Я уже упомянул, что эпоха детства Шарля-Жана-Баптиста составляет пробел в наших семейных записках. Впрочем, несовершеннолетие его составляет не единственную причину этого пробела. Даже достигнув совершеннолетия, в то время когда сам он был уже в состоянии исполнять свои жестокие обязанности, он небрежно и с пропусками продолжает начатый отцом рассказ о жертвах эшафота. Видно было, что кровавые сцены, в которых он играл такую важную роль, производили на него уже менее сильное впечатление. В его записках почти нет ничего поучительного.
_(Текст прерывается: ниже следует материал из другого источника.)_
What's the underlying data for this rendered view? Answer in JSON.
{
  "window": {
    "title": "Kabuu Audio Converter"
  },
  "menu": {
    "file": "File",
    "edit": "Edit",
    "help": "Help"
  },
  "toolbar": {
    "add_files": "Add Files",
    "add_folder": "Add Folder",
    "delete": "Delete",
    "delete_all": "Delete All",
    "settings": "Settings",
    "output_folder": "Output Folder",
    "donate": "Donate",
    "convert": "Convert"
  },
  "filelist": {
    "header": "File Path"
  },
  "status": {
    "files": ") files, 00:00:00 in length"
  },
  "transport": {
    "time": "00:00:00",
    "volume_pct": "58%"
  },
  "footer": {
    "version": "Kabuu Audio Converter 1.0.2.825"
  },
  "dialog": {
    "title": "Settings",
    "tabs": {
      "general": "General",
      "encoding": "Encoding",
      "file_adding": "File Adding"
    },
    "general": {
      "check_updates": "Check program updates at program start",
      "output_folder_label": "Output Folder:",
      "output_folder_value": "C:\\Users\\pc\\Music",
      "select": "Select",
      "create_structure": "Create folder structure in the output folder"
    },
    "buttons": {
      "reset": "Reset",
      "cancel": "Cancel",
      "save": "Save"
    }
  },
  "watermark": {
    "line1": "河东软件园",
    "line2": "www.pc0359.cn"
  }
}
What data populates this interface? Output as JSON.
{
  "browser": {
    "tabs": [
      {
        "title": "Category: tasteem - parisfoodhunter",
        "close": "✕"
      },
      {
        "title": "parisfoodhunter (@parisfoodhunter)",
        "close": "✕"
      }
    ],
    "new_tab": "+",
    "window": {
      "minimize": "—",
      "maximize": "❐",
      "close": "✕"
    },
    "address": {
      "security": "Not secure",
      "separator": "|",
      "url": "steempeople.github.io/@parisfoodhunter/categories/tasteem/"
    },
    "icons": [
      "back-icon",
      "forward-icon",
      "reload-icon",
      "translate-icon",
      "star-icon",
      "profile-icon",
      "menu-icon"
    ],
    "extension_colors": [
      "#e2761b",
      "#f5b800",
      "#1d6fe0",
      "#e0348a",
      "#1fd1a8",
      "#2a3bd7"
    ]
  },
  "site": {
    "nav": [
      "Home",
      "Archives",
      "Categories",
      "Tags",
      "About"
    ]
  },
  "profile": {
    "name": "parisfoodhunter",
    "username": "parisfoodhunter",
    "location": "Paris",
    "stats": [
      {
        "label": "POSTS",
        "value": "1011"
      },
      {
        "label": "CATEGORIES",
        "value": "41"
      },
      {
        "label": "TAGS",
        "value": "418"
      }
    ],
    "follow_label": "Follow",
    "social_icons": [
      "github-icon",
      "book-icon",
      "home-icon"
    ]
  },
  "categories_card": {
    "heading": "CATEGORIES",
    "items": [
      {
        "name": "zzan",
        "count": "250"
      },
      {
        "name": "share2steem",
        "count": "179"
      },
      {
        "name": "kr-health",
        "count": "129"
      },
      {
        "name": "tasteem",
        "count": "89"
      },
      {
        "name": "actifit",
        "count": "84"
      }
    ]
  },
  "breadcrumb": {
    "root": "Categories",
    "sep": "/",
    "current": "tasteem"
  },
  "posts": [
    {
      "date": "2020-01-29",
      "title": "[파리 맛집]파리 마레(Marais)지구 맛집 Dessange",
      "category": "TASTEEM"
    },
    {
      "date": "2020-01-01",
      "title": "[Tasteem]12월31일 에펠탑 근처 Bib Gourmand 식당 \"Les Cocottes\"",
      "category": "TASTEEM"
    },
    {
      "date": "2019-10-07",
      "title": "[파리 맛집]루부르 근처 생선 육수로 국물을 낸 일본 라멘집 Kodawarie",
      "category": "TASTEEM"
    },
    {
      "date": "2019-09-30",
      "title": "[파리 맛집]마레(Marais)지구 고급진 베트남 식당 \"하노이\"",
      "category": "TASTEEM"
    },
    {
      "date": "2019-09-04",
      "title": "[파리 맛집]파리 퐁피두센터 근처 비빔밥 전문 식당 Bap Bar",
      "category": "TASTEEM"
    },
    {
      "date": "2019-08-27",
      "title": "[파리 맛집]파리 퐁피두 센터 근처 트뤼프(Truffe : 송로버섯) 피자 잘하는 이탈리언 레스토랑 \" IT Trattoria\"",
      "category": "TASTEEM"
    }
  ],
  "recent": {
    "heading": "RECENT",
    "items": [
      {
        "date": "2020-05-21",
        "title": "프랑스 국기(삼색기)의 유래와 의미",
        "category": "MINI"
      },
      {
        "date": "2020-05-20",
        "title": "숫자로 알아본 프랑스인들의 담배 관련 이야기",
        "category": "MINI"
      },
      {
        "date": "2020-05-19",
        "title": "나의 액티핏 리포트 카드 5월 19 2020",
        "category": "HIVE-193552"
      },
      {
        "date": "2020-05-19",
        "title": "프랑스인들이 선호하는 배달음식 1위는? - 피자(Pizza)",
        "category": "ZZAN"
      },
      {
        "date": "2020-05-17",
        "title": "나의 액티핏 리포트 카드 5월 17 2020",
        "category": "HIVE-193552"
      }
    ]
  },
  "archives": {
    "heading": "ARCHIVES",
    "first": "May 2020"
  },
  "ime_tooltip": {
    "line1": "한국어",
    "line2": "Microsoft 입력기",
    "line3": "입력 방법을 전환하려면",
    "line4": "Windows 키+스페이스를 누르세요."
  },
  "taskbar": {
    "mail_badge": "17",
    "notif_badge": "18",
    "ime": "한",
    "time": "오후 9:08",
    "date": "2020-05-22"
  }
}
Беглость этих заметок лишает нас возможности пополнить чем-нибудь сухой перечень событий.

Только с января 1755 года, то есть с того времени, когда мой дед взялся за перо, начинают встречаться рассказы с описанием подробностей. Так мы имеем рассказ о казни Рюкстона, колесованного за убийство одного адвоката по имени Андрие. Потом следует казнь инженера Монжо, который после двухлетнего заключения подвергся колесованию за убийство архитектора Лекомба. Всем хорошо знаком этот плачевный случай, который составил бы интересную главу в романе страстей человеческих. Известно, что Монжо, ослепленный роковой любовью, дал себя увлечь и согласился совершить это убийство. Он думал избежать наказания тем, что сам кликнул стражу и объявил, что совершил это убийство, защищаясь от нападения, направленного на него.

Этой уловке убийцы, обвинявшего свою жертву, не поверили. Но так как в это время Парламент был распущен, а Шателе не решался произносить уголовных приговоров, чтобы не подвергаться контролю королевской палаты, которую он не хотел признать, то дело затянулось, и только 25 сентября 1754 года Монжо был приговорен к виселице.

Раздраженный бесчувствием и эгоизмом, который показала Мария Тапаре, вдова господина Лекомба, Монжо у подножия эшафота решился открыть истину. Он потребовал к себе эту женщину, отличавшуюся кокетливостью и цинизмом, и во всеуслышание объявил, что она вооружила его руку для этого преступления. В суде торжественные показания осужденного преступника уличили ее в уловках и участии в преступлении, и она также была приговорена к виселице.

Монжо был колесован. Что касается госпожи Лекомба, то ей удалось отсрочить свою казнь тем, что она объявила себя на шестом месяце беременности и прибавила, что несчастный осужденный, которого она увлекла к погибели, был отцом этого ребенка, которого ему даже не придется видеть.

Перед смертью госпожа Тапаре потеряла присутствие духа; в ней не осталось и следов той смелости, которую замечали у нее в то время, когда она еще верила в возможность избежать той участи, которая грозила ей. В предсмертных ее томлениях виден был скорее постыдный ужас, нежели угрызения проснувшейся совести, которые вызывают земных судей к верховному суду небесному.